One of the teachers killed in the Santa Fe High School shooting last week left a note for her [...]

One of the teachers killed in the Santa Fe High School shooting last week left a note for her family.

Cynthia Tisdale was one of the ten people murdered by a student in Texas on Friday. That morning, she left a note for her family on her way out the door, according to a report by Entertainment Tonight. Her brother-in-law, John Tisdale, posted a picture of it on Facebook.

"Had to go meet teacher," it read. "I love you. Hope you feel better today. Love mom, Left you breakfast."

The note became an unlikely monument to the teacher's life. Her family had it framed to remember her by.

"Note my sister-in-law Cynthia left my brother before she left for school Friday," John Tisdale wrote. "About 2 hours later she was with Jesus Christ. '...absent from the body... present with the Lord.'"

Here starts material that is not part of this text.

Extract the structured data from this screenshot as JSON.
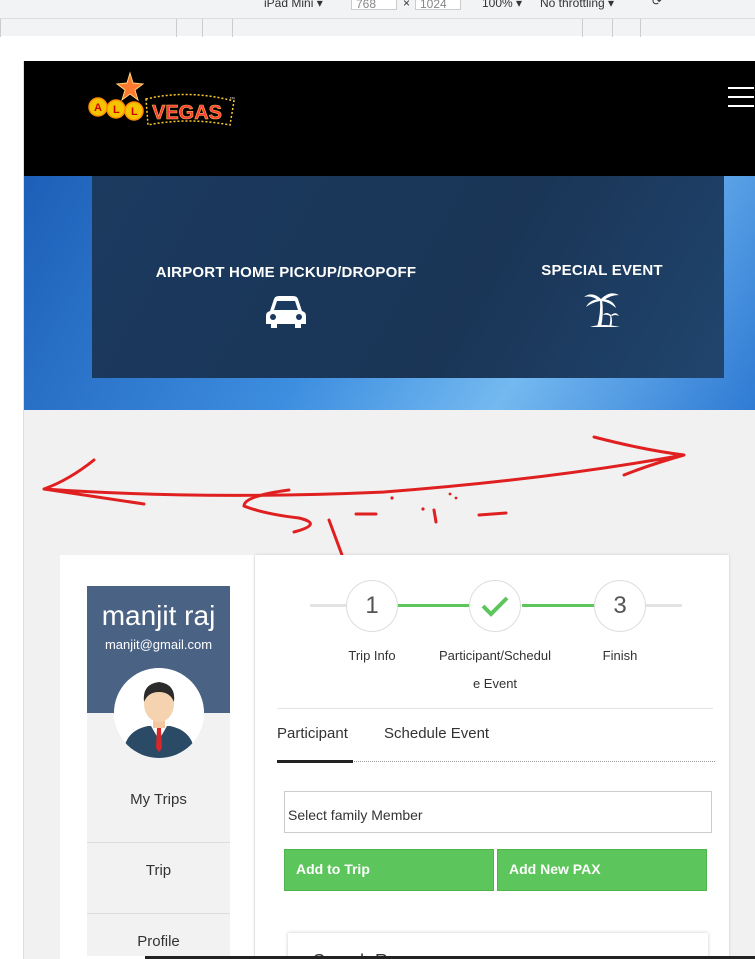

Tisdale was the only teacher killed in the massacre. Nine students also lost their lives, and ten more people were injured. The shooting was carried out by a 17-year-old student named Dimitrios Pagourtzis. He used his father's legally owned shotgun, and was also carrying his .38 revolver, which was registered, as well. The young man also constructed numerous pipe bombs and homemade explosives for the crime.

One of Pagourtzis' victims was Shana Fisher, a 16-year-old student who spurned the killer's romantic advances for about four months. After the shooting, Shana's family said that she had mentioned his ongoing harassment, and and was even worried that he would go so far as to carry out a shooting.

"If he kills me I'll haunt him forever," Fisher reportedly told them. She had reportedly told Pagourtzis to "cut it out," but the young man wouldn't accept her rejection. She was reportedly his primary target on Friday, and he shot her from point blank range in the face before he went on with his rampage.

Pagourtzis's defense attorneys have yet to acknowledge the story of Shana, emphasizing instead the shooter's claim that he was badly bulled by both students and teachers. He reportedly suffered insults from the school's football coaches. However, Shana's parents don't want to let their daughter's story be drowned out.

"Shana told her mother two weeks ago he was going to come and kill her," said Thomas Fisher told the Daily Mail. "He had told her himself he was going to kill her. He was walking around planning this in his head for two weeks. Shana said that if he came into the school with a gun and killed her she would haunt him for the rest of his life. She was really scared."